“Gol… ¡gol!” -gritó mi editor al otro lado de la bocina.
Fue su forma de anunciar que mi novela “Almas de papel” había salido de la imprenta.
Retomo una parte del capítulo referente al fútbol, con sus metáforas:
“Muchachos de ambos géneros van a tientas por el mundo, como lo hice yo, dando patadas como el joven e inexperto futbolista que aún desconoce las tácticas del adversario, cuando se expone a grandes campeonatos. Se le impide a toda costa llegar a la meta; culminar goles. Zancadillas y golpes están a la orden del día. El chaval, aún chambón, pretende darle puntapié a la pelota al creer que así hará de su trayecto un recorrido importante, sin calcular los desvíos que puede dar el balón.
Fortuna se reía de los ejemplos que ponía como referidos a las vivencias como tal, al no ser una versada en el deporte de los goles.

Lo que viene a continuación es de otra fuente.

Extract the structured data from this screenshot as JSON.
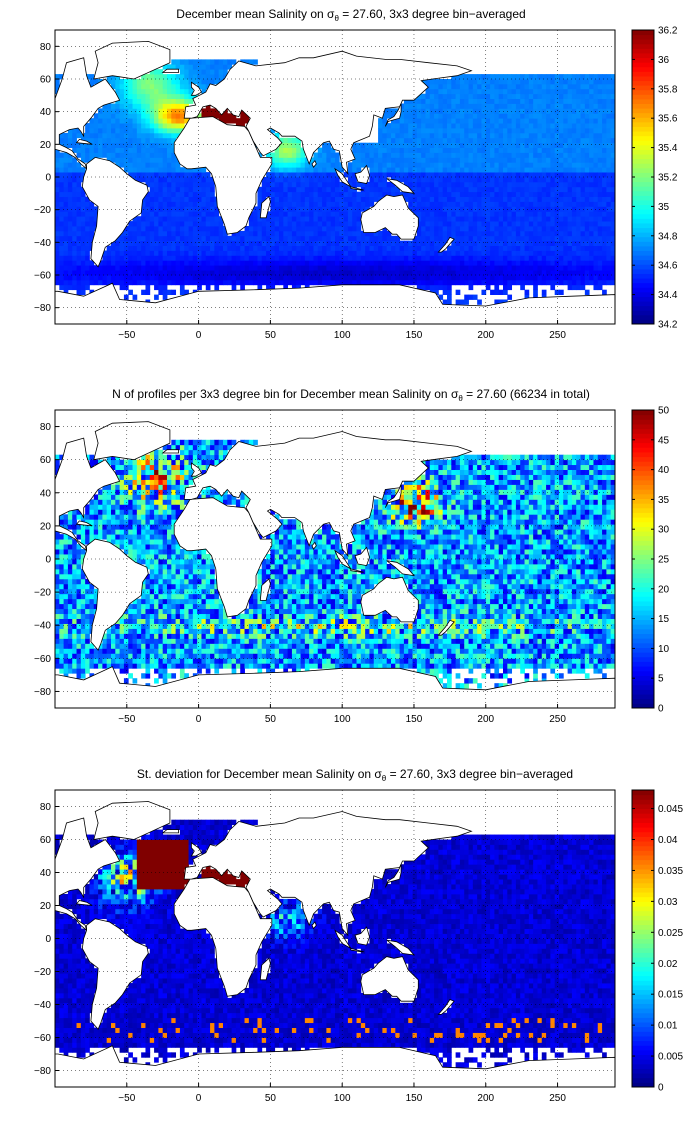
{
  "figure": {
    "description_free": true
  },
  "chart_data": [
    {
      "type": "heatmap",
      "variable": "salinity",
      "title_prefix": "December mean Salinity on ",
      "title_sigma": "σ",
      "title_sub": "θ",
      "title_suffix": " = 27.60, 3x3 degree bin−averaged",
      "x_ticks": [
        "−50",
        "0",
        "50",
        "100",
        "150",
        "200",
        "250"
      ],
      "x_tick_values": [
        -50,
        0,
        50,
        100,
        150,
        200,
        250
      ],
      "y_ticks": [
        "80",
        "60",
        "40",
        "20",
        "0",
        "−20",
        "−40",
        "−60",
        "−80"
      ],
      "y_tick_values": [
        80,
        60,
        40,
        20,
        0,
        -20,
        -40,
        -60,
        -80
      ],
      "xlim": [
        -100,
        290
      ],
      "ylim": [
        -90,
        90
      ],
      "grid": true,
      "bin_size_deg": 3,
      "colorbar_ticks": [
        "34.2",
        "34.4",
        "34.6",
        "34.8",
        "35",
        "35.2",
        "35.4",
        "35.6",
        "35.8",
        "36",
        "36.2"
      ],
      "colorbar_values": [
        34.2,
        34.4,
        34.6,
        34.8,
        35.0,
        35.2,
        35.4,
        35.6,
        35.8,
        36.0,
        36.2
      ],
      "clim": [
        34.2,
        36.2
      ],
      "colormap": "jet"
    },
    {
      "type": "heatmap",
      "variable": "profiles",
      "title_prefix": "N of profiles per 3x3 degree bin for December mean Salinity on ",
      "title_sigma": "σ",
      "title_sub": "θ",
      "title_suffix": " = 27.60 (66234 in total)",
      "total_profiles": 66234,
      "x_ticks": [
        "−50",
        "0",
        "50",
        "100",
        "150",
        "200",
        "250"
      ],
      "x_tick_values": [
        -50,
        0,
        50,
        100,
        150,
        200,
        250
      ],
      "y_ticks": [
        "80",
        "60",
        "40",
        "20",
        "0",
        "−20",
        "−40",
        "−60",
        "−80"
      ],
      "y_tick_values": [
        80,
        60,
        40,
        20,
        0,
        -20,
        -40,
        -60,
        -80
      ],
      "xlim": [
        -100,
        290
      ],
      "ylim": [
        -90,
        90
      ],
      "grid": true,
      "bin_size_deg": 3,
      "colorbar_ticks": [
        "0",
        "5",
        "10",
        "15",
        "20",
        "25",
        "30",
        "35",
        "40",
        "45",
        "50"
      ],
      "colorbar_values": [
        0,
        5,
        10,
        15,
        20,
        25,
        30,
        35,
        40,
        45,
        50
      ],
      "clim": [
        0,
        50
      ],
      "colormap": "jet"
    },
    {
      "type": "heatmap",
      "variable": "stdev",
      "title_prefix": "St. deviation for December mean Salinity on ",
      "title_sigma": "σ",
      "title_sub": "θ",
      "title_suffix": " = 27.60, 3x3 degree bin−averaged",
      "x_ticks": [
        "−50",
        "0",
        "50",
        "100",
        "150",
        "200",
        "250"
      ],
      "x_tick_values": [
        -50,
        0,
        50,
        100,
        150,
        200,
        250
      ],
      "y_ticks": [
        "80",
        "60",
        "40",
        "20",
        "0",
        "−20",
        "−40",
        "−60",
        "−80"
      ],
      "y_tick_values": [
        80,
        60,
        40,
        20,
        0,
        -20,
        -40,
        -60,
        -80
      ],
      "xlim": [
        -100,
        290
      ],
      "ylim": [
        -90,
        90
      ],
      "grid": true,
      "bin_size_deg": 3,
      "colorbar_ticks": [
        "0",
        "0.005",
        "0.01",
        "0.015",
        "0.02",
        "0.025",
        "0.03",
        "0.035",
        "0.04",
        "0.045"
      ],
      "colorbar_values": [
        0,
        0.005,
        0.01,
        0.015,
        0.02,
        0.025,
        0.03,
        0.035,
        0.04,
        0.045
      ],
      "clim": [
        0,
        0.048
      ],
      "colormap": "jet"
    }
  ]
}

Moshé, su esposo, la miraba admirado por atreverse a hacer símiles que le parecían pertinentes, aunque en boca de su mujer los hallaba ciertamente extraños, por conocer su poca afición al juego de Pelé, Ronaldo, Maradona, Messi por sólo citar algunos nombres.
A ella le resultaba osado presumir de ser conocedora de algo que le era ajeno y quizá banal al suscitar tanto compromiso y entrega, hasta llegar a actos de violencia y crisis entre familia, amigos y hasta a veces en la pareja. Más, al ver que generaba dosis de pasión en hombres y mujeres ¡y ni se diga en los niños! empezó a interesarse por el asunto del balompié para hallarle sentido al buscar asociaciones con la vida.
Benjamín, su hijo, ya mostraba tendencia a ser un certero aficionado al fútbol, como todo chiquillo, al golear sus propias horas, aún con fuera de lugar y poner en trono a ciertas figuras.
-Ustedes los jóvenes acostumbran a aplaudir nombres pomposos tras la fama de un partido con un cabezazo bien dado o la pelota entrando de medio lado que lleva el balón a la malla opuesta. No interesa si su reinado dura poco. Los seguidores del juego se autodenominan defensores de un equipo o de otro, como si fueran ídolos a los que se debe adorar. No importa cuánto dure su apogeo. Se les puede cambiar, subir o bajar del trono al antojo de caprichos y quitarles la corona sin misericordia alguna para sustituirla a otros nombres. Se ventilan con triunfos a destajo o a puntapié bajo un fugaz aplauso. Resultan frágiles y efímeras victorias. Las tienen a la vista y al pie, bajo el tacto de la emoción —lo aleccionaba Fortuna para enderezar el rumbo de los gustos de su pequeño.
Muchacho como tantos en el mundo, apasionados por la pelota y menos por la lectura. Bajo estas consideraciones la madre se reía al hacer alusión a la palabra estúpido cuando se habla de “un pelota o un pelotudo”.
Desde su flaco saber, trataba de combatir para enseñarle al hijo a fijarse en metas menos fútiles, según su entender. Benjamín no tardaba en revirar con una cierta agresión e irritación.
—Mamá ¡tú qué sabes de estas cosas! —reclamaba con aire de superioridad.
—Benjamín, no sabré mucho de fútbol, pero entiendo algo de la condición humana. El sentido de ésta se va moldeando con los años y la experiencia para autorizar a la persona a toparse con sus propios goles y fallas, como proceso existencial, que sólo cada individuo emprende a su mesura.
El muchacho le bostezaba en la cara.
Era el momento para la madre de dejar tanta abstracción para adentrarse en quién era y lo que pretendía, sin saber si alcanzaría el propósito del acontecer como persona en busca de sí misma, cueste lo que le cueste al poder hablar sin reservas de un yo que se había hecho a puños y empujones, como los jugadores del balón. En ello radica la virtud; haber salido adelante con los tropiezos propios del esférico que es la misma vida en círculo y en tiempos.
Para Fortuna hablar de fútbol le resultaba más fácil compararlo con la supervivencia y sus vicisitudes, al desnudarlo de tanta pasión y ponerlo sin fuera lugar.